Assigning raw pointers to auto_ptr

Question

I was reading an article about effectively using auto_ptr. In there, the following code was suggested as a correct piece of code:

// Example 10(c): Correct (finally!)
//
auto_ptr<String> f()
{
  auto_ptr<String> result = new String;
  *result = "some value";
  cout << "some output";
  return result;  // rely on transfer of ownership;
                  // this can't throw
}

But as far as I am aware, the assignment operator of auto_ptr only accepts another auto_ptr as the rhs -- to avoid accidental misuse. So, is the following line a typo in the article, or is it really suppposed to work?

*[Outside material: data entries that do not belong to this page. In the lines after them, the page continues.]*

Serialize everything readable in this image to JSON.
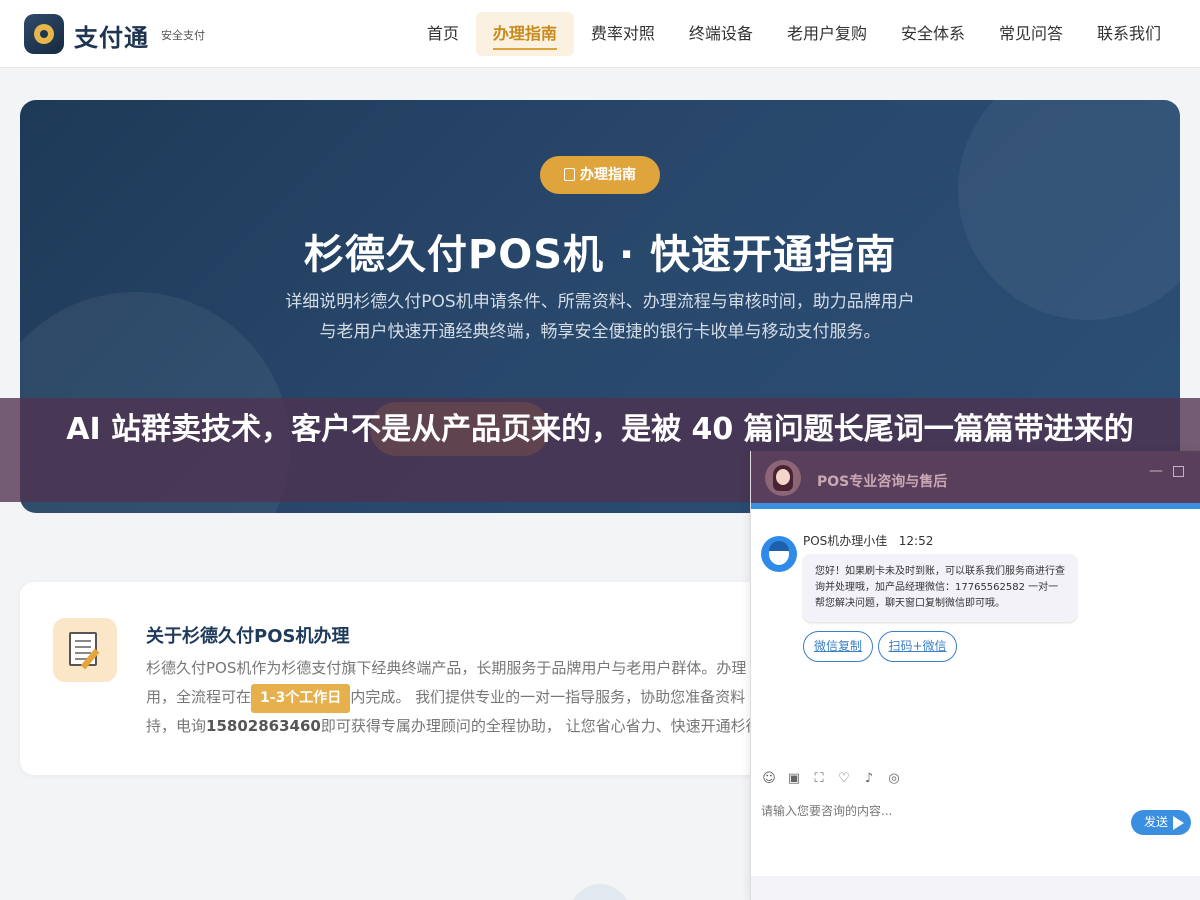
{
  "header": {
    "brand": "支付通",
    "brand_sub": "安全支付",
    "nav": [
      {
        "label": "首页",
        "active": false
      },
      {
        "label": "办理指南",
        "active": true
      },
      {
        "label": "费率对照",
        "active": false
      },
      {
        "label": "终端设备",
        "active": false
      },
      {
        "label": "老用户复购",
        "active": false
      },
      {
        "label": "安全体系",
        "active": false
      },
      {
        "label": "常见问答",
        "active": false
      },
      {
        "label": "联系我们",
        "active": false
      }
    ]
  },
  "hero": {
    "badge": "办理指南",
    "title": "杉德久付POS机 · 快速开通指南",
    "description": "详细说明杉德久付POS机申请条件、所需资料、办理流程与审核时间，助力品牌用户与老用户快速开通经典终端，畅享安全便捷的银行卡收单与移动支付服务。"
  },
  "banner": {
    "text": "AI 站群卖技术，客户不是从产品页来的，是被 40 篇问题长尾词一篇篇带进来的"
  },
  "about": {
    "title": "关于杉德久付POS机办理",
    "line1": "杉德久付POS机作为杉德支付旗下经典终端产品，长期服务于品牌用户与老用户群体。办理",
    "line2_a": "用，全流程可在",
    "line2_highlight": "1-3个工作日",
    "line2_b": "内完成。 我们提供专业的一对一指导服务，协助您准备资料",
    "line3_a": "持，电询",
    "line3_phone": "15802863460",
    "line3_b": "即可获得专属办理顾问的全程协助， 让您省心省力、快速开通杉德"
  },
  "chat": {
    "title": "POS专业咨询与售后",
    "agent_name": "POS机办理小佳",
    "time": "12:52",
    "message": "您好！如果刷卡未及时到账，可以联系我们服务商进行查询并处理哦，加产品经理微信：17765562582 一对一帮您解决问题，聊天窗口复制微信即可哦。",
    "quick_replies": [
      "微信复制",
      "扫码+微信"
    ],
    "input_placeholder": "请输入您要咨询的内容...",
    "send_label": "发送",
    "tools": [
      "emoji-icon",
      "image-icon",
      "screenshot-icon",
      "rating-icon",
      "voice-icon",
      "wechat-icon"
    ]
  }
}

auto_ptr<String> result = new String;

Answer 1

That line is indeed incorrect, but not for the reasons you think. It doesn't call the assignment operator, but instead calls the constructor. When you say = when you first declare an object, it doesn't create the object and then call the assignment operator. Rather, it just calls the constructor and passes that as an argument. So from this stand point, it's "correct" because it's using the constructor, not the assignment operator

Or at least it would if it could. You'll notice std::auto_ptr's constructor takes a pointer. However, it's marked explicit, which means that the above "shortcut" isn't allowed. You have to explicitly call the constructor (with parentheses), and cannot use = as a shortcut to do so. This is why it's incorrect. If, instead, they said auto_ptr<String> result(new String);, all would be fine. Also, if the constructor wasn't marked explicit, all would be fine. But as it is, it is not correct.